Yes if my partner regularly shouted at my kids especially with swearing he would need to ship up or ship out, but this appears to be a one off reaction to which I assume is not a one off thing, it must have been brewing for a while to react that severely? It must never happen again, but surely making it clear it’s not acceptable, and working to repair the relationship between child and step parent would have been preferable in this instance?

mrspatel77 · 25/10/2017 09:04

Luckyduvet it’s not the shouting that’s the issue but the words used and threats made. My oh wouldn’t dream of speaking to me or our son in that manner.

Headofthehive55 · 25/10/2017 09:06

But in our house it would be a big deal.
And I'm afraid to say at work it's a big deal too. The fact that people don't recognise it is a shame. I would certainly not want a worker back if they did that.

mrspatel77 · 25/10/2017 09:06

dadshere are you for real? How worrying that you condone such violent behaviour!

Headofthehive55 · 25/10/2017 09:07

mutt
I agree it's an oft used phrase. And not literal.

Oddmanout · 25/10/2017 09:22

I agree with the PP that 'You won't know what's hit you' is said often by adults of a certain generation, it doesn't mean they're going to beat anyone up, it means they will be even harder on that person if they don't buck their ideas up. Mostly its an empty threat designed for shock and awe.

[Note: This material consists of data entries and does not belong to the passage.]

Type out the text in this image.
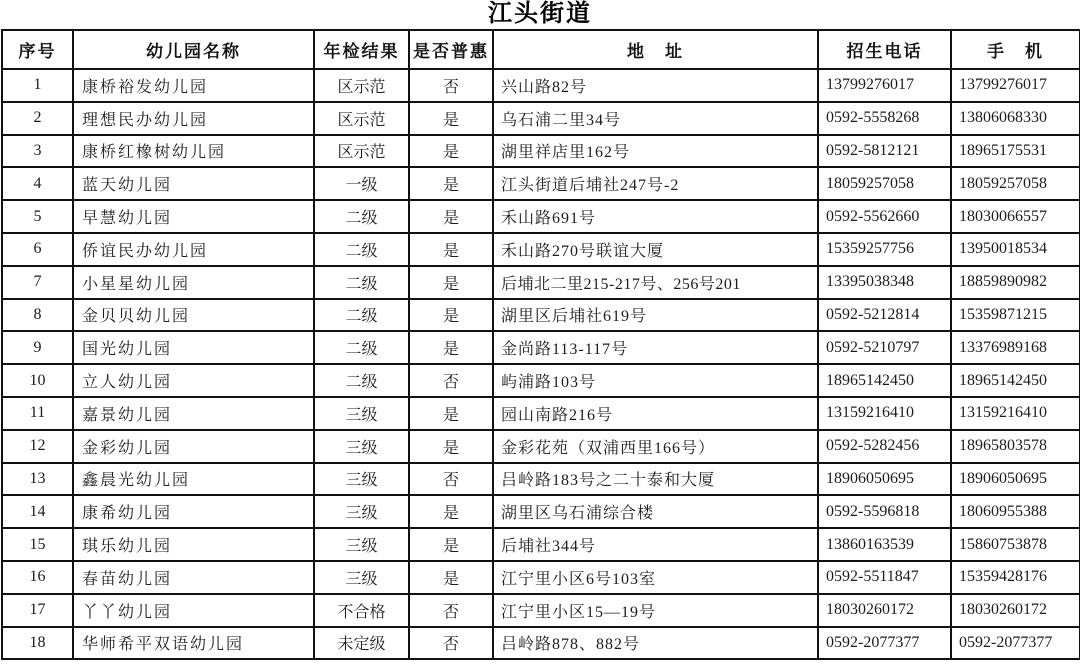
江头街道
序号	幼儿园名称	年检结果	是否普惠	地　址	招生电话	手　机
1	康桥裕发幼儿园	区示范	否	兴山路82号	13799276017	13799276017
2	理想民办幼儿园	区示范	是	乌石浦二里34号	0592-5558268	13806068330
3	康桥红橡树幼儿园	区示范	是	湖里祥店里162号	0592-5812121	18965175531
4	蓝天幼儿园	一级	是	江头街道后埔社247号-2	18059257058	18059257058
5	早慧幼儿园	二级	是	禾山路691号	0592-5562660	18030066557
6	侨谊民办幼儿园	二级	是	禾山路270号联谊大厦	15359257756	13950018534
7	小星星幼儿园	二级	是	后埔北二里215-217号、256号201	13395038348	18859890982
8	金贝贝幼儿园	二级	是	湖里区后埔社619号	0592-5212814	15359871215
9	国光幼儿园	二级	是	金尚路113-117号	0592-5210797	13376989168
10	立人幼儿园	二级	否	屿浦路103号	18965142450	18965142450
11	嘉景幼儿园	三级	是	园山南路216号	13159216410	13159216410
12	金彩幼儿园	三级	是	金彩花苑（双浦西里166号）	0592-5282456	18965803578
13	鑫晨光幼儿园	三级	否	吕岭路183号之二十泰和大厦	18906050695	18906050695
14	康希幼儿园	三级	是	湖里区乌石浦综合楼	0592-5596818	18060955388
15	琪乐幼儿园	三级	是	后埔社344号	13860163539	15860753878
16	春苗幼儿园	三级	是	江宁里小区6号103室	0592-5511847	15359428176
17	丫丫幼儿园	不合格	否	江宁里小区15—19号	18030260172	18030260172
18	华师希平双语幼儿园	未定级	否	吕岭路878、882号	0592-2077377	0592-2077377
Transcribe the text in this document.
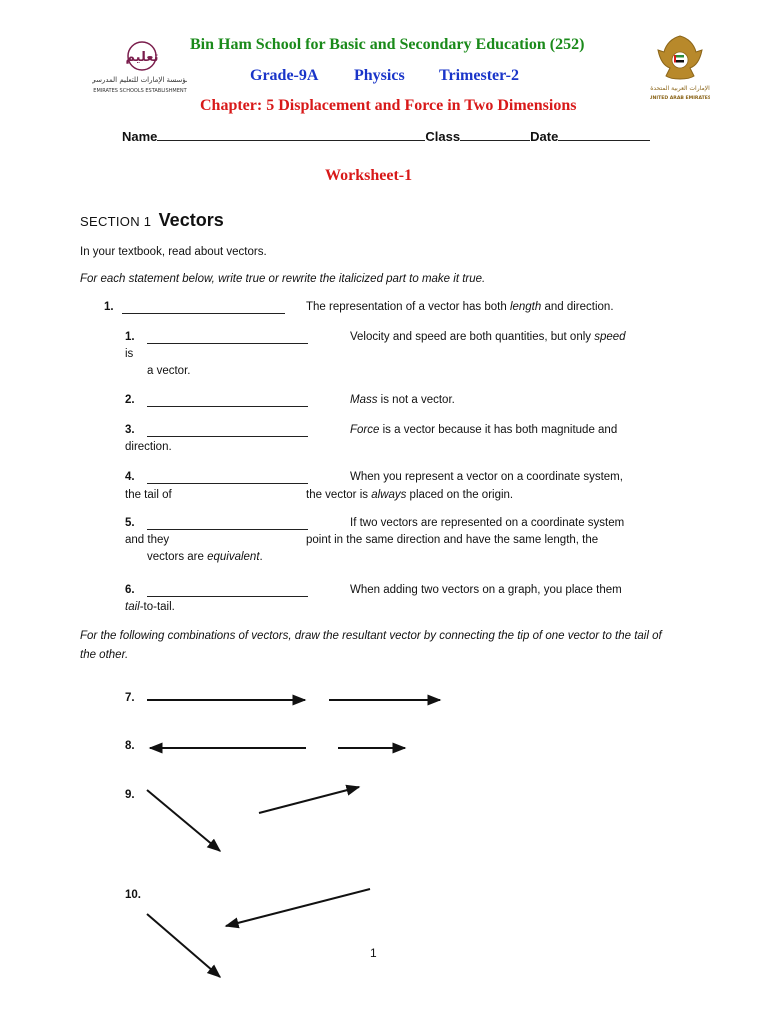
تعليم
مؤسسة الإمارات للتعليم المدرسي
EMIRATES SCHOOLS ESTABLISHMENT
Bin Ham School for Basic and Secondary Education (252)
Grade-9A Physics Trimester-2
الإمارات العربية المتحدة
UNITED ARAB EMIRATES
Chapter: 5 Displacement and Force in Two Dimensions
Name	Class	Date
Worksheet-1
SECTION 1 Vectors
In your textbook, read about vectors.
For each statement below, write true or rewrite the italicized part to make it true.
1.	The representation of a vector has both length and direction.
1.	Velocity and speed are both quantities, but only speed
is
a vector.
2.	Mass is not a vector.
3.	Force is a vector because it has both magnitude and
direction.
4.	When you represent a vector on a coordinate system,
the tail of	the vector is always placed on the origin.
5.	If two vectors are represented on a coordinate system
and they	point in the same direction and have the same length, the
vectors are equivalent.
6.	When adding two vectors on a graph, you place them
tail-to-tail.
For the following combinations of vectors, draw the resultant vector by connecting the tip of one vector to the tail of the other.
7.
8.
9.
10.
1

Also, I think its necessary to get in a teenagers' face sometimes because they're pushing boundaries at that age and the old way of disciplining them when they were younger no longer works. I needed people in my face and although I was stroppy about it at the time, I realise now it made me listen and understand what was acceptable in certain settings. Talking to me calmly wouldn't have made any difference I'm afraid.

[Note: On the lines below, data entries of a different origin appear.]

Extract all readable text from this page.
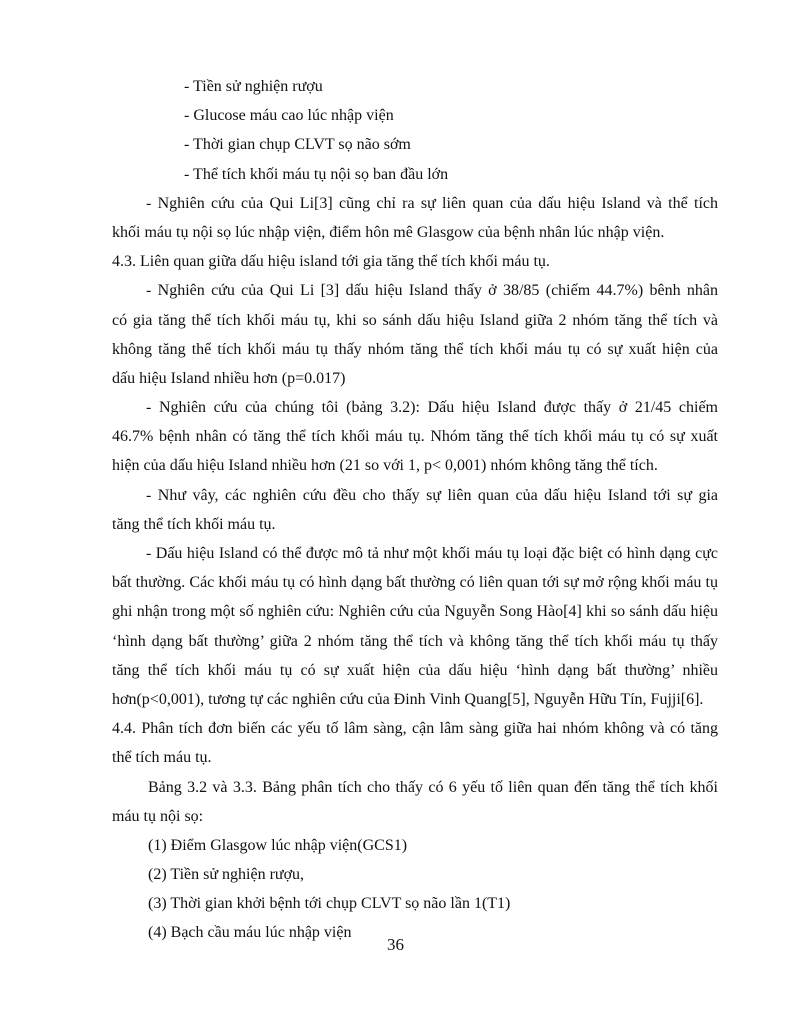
- Tiền sử nghiện rượu
- Glucose máu cao lúc nhập viện
- Thời gian chụp CLVT sọ não sớm
- Thể tích khối máu tụ nội sọ ban đầu lớn
- Nghiên cứu của Qui Li[3] cũng chỉ ra sự liên quan của dấu hiệu Island và thể tích
khối máu tụ nội sọ lúc nhập viện, điểm hôn mê Glasgow của bệnh nhân lúc nhập viện.
4.3. Liên quan giữa dấu hiệu island tới gia tăng thể tích khối máu tụ.
- Nghiên cứu của Qui Li [3] dấu hiệu Island thấy ở 38/85 (chiếm 44.7%) bênh nhân
có gia tăng thể tích khối máu tụ, khi so sánh dấu hiệu Island giữa 2 nhóm tăng thể tích và
không tăng thể tích khối máu tụ thấy nhóm tăng thể tích khối máu tụ có sự xuất hiện của
dấu hiệu Island nhiều hơn (p=0.017)
- Nghiên cứu của chúng tôi (bảng 3.2): Dấu hiệu Island được thấy ở 21/45 chiếm
46.7% bệnh nhân có tăng thể tích khối máu tụ. Nhóm tăng thể tích khối máu tụ có sự xuất
hiện của dấu hiệu Island nhiều hơn (21 so với 1, p< 0,001) nhóm không tăng thể tích.
- Như vây, các nghiên cứu đều cho thấy sự liên quan của dấu hiệu Island tới sự gia
tăng thể tích khối máu tụ.
- Dấu hiệu Island có thể được mô tả như một khối máu tụ loại đặc biệt có hình dạng cực
bất thường. Các khối máu tụ có hình dạng bất thường có liên quan tới sự mở rộng khối máu tụ
ghi nhận trong một số nghiên cứu: Nghiên cứu của Nguyễn Song Hào[4] khi so sánh dấu hiệu
‘hình dạng bất thường’ giữa 2 nhóm tăng thể tích và không tăng thể tích khối máu tụ thấy
tăng thể tích khối máu tụ có sự xuất hiện của dấu hiệu ‘hình dạng bất thường’ nhiều
hơn(p<0,001), tương tự các nghiên cứu của Đinh Vinh Quang[5], Nguyễn Hữu Tín, Fujji[6].
4.4. Phân tích đơn biến các yếu tố lâm sàng, cận lâm sàng giữa hai nhóm không và có tăng
thể tích máu tụ.
Bảng 3.2 và 3.3. Bảng phân tích cho thấy có 6 yếu tố liên quan đến tăng thể tích khối
máu tụ nội sọ:
(1) Điểm Glasgow lúc nhập viện(GCS1)
(2) Tiền sử nghiện rượu,
(3) Thời gian khởi bệnh tới chụp CLVT sọ não lần 1(T1)
(4) Bạch cầu máu lúc nhập viện
36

I agree with the poster who said unless this had happened before, then surely all the OP needed to do was give the DP a telling off along the lines of 'don't you ever speak to my son like that again' and move on. Kicking him out was a massive overreaction with devastating consequences for her other DC who it seems she didn't consider at all due to the previous issues with her older son. She's taken away their SAHD, primary carer, with barely a thought for how it will affect them.

Sorry, although he lost it and went a bit too far, when you consider the big picture its a massive overreaction to kick him out.

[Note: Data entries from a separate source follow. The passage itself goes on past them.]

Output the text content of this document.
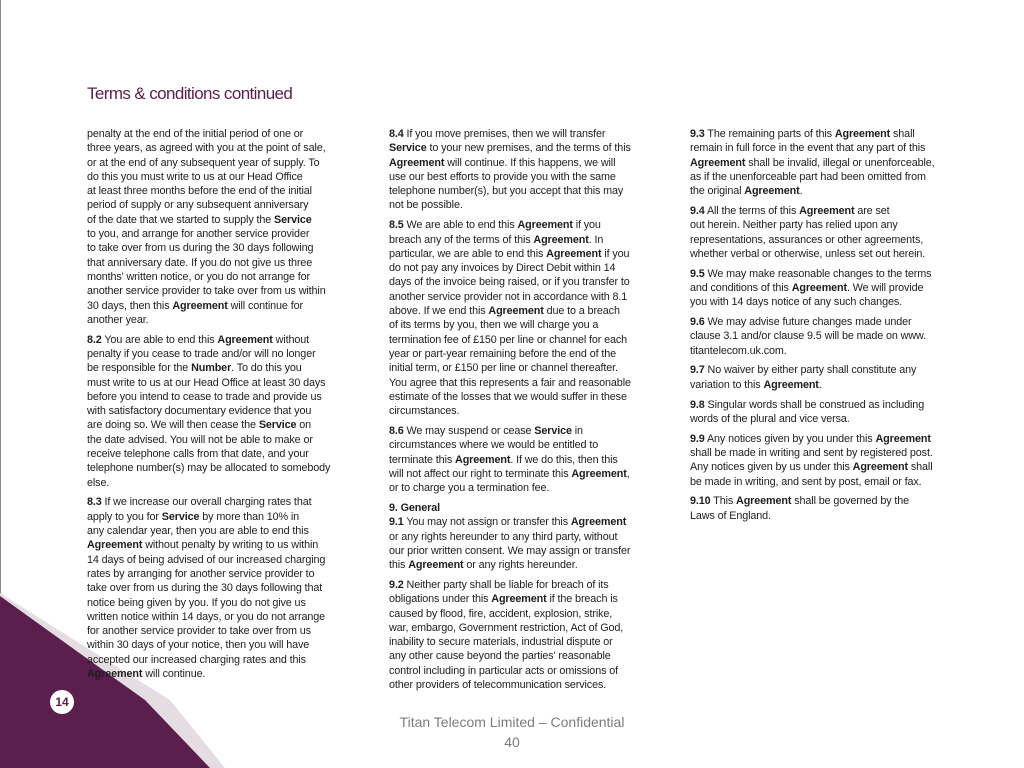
Terms & conditions continued
penalty at the end of the initial period of one or
three years, as agreed with you at the point of sale,
or at the end of any subsequent year of supply. To
do this you must write to us at our Head Office
at least three months before the end of the initial
period of supply or any subsequent anniversary
of the date that we started to supply the Service
to you, and arrange for another service provider
to take over from us during the 30 days following
that anniversary date. If you do not give us three
months' written notice, or you do not arrange for
another service provider to take over from us within
30 days, then this Agreement will continue for
another year.
8.2 You are able to end this Agreement without
penalty if you cease to trade and/or will no longer
be responsible for the Number. To do this you
must write to us at our Head Office at least 30 days
before you intend to cease to trade and provide us
with satisfactory documentary evidence that you
are doing so. We will then cease the Service on
the date advised. You will not be able to make or
receive telephone calls from that date, and your
telephone number(s) may be allocated to somebody
else.
8.3 If we increase our overall charging rates that
apply to you for Service by more than 10% in
any calendar year, then you are able to end this
Agreement without penalty by writing to us within
14 days of being advised of our increased charging
rates by arranging for another service provider to
take over from us during the 30 days following that
notice being given by you. If you do not give us
written notice within 14 days, or you do not arrange
for another service provider to take over from us
within 30 days of your notice, then you will have
accepted our increased charging rates and this
Agreement will continue.
8.4 If you move premises, then we will transfer
Service to your new premises, and the terms of this
Agreement will continue. If this happens, we will
use our best efforts to provide you with the same
telephone number(s), but you accept that this may
not be possible.
8.5 We are able to end this Agreement if you
breach any of the terms of this Agreement. In
particular, we are able to end this Agreement if you
do not pay any invoices by Direct Debit within 14
days of the invoice being raised, or if you transfer to
another service provider not in accordance with 8.1
above. If we end this Agreement due to a breach
of its terms by you, then we will charge you a
termination fee of £150 per line or channel for each
year or part-year remaining before the end of the
initial term, or £150 per line or channel thereafter.
You agree that this represents a fair and reasonable
estimate of the losses that we would suffer in these
circumstances.
8.6 We may suspend or cease Service in
circumstances where we would be entitled to
terminate this Agreement. If we do this, then this
will not affect our right to terminate this Agreement,
or to charge you a termination fee.
9. General
9.1 You may not assign or transfer this Agreement
or any rights hereunder to any third party, without
our prior written consent. We may assign or transfer
this Agreement or any rights hereunder.
9.2 Neither party shall be liable for breach of its
obligations under this Agreement if the breach is
caused by flood, fire, accident, explosion, strike,
war, embargo, Government restriction, Act of God,
inability to secure materials, industrial dispute or
any other cause beyond the parties' reasonable
control including in particular acts or omissions of
other providers of telecommunication services.
9.3 The remaining parts of this Agreement shall
remain in full force in the event that any part of this
Agreement shall be invalid, illegal or unenforceable,
as if the unenforceable part had been omitted from
the original Agreement.
9.4 All the terms of this Agreement are set
out herein. Neither party has relied upon any
representations, assurances or other agreements,
whether verbal or otherwise, unless set out herein.
9.5 We may make reasonable changes to the terms
and conditions of this Agreement. We will provide
you with 14 days notice of any such changes.
9.6 We may advise future changes made under
clause 3.1 and/or clause 9.5 will be made on www.
titantelecom.uk.com.
9.7 No waiver by either party shall constitute any
variation to this Agreement.
9.8 Singular words shall be construed as including
words of the plural and vice versa.
9.9 Any notices given by you under this Agreement
shall be made in writing and sent by registered post.
Any notices given by us under this Agreement shall
be made in writing, and sent by post, email or fax.
9.10 This Agreement shall be governed by the
Laws of England.
14
Titan Telecom Limited – Confidential
40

FlowerPot1234 · 25/10/2017 09:26

mrspatel77
dadshere are you for real? How worrying that you condone such violent behaviour!

Confused Eh? Where was there violent behaviour?

Oddmanout · 25/10/2017 09:41

Agree with flowerpot, where was the violence here?

BaronessEllaSaturday · 25/10/2017 09:49

The minimizing and excusing going on is ridiculous, comparing it to getting down to talk face to face with a toddler ffs. If a poster came on and said their dp had screamed and sworn at them in a threatening manner an inch from their face it would be unanimous ltb, no-one would suggest she deserved it no matter what she had done so why should a child have to accept it.

Offred · 25/10/2017 09:56

Some of the posters on this thread are just horrendous people... horrendous people saying some really horrible things...

DixieNormas · 25/10/2017 10:09

This reply has been deleted

Message withdrawn at poster's request.

Oddmanout · 25/10/2017 10:10

Offred - Just because you don't agree doesn't make people horrendous. Everyone is entitled to an opinion.

Cambionome · 25/10/2017 10:21

I agree with Offred - some of the posts on her are just totally lacking in empathy and basic kindness.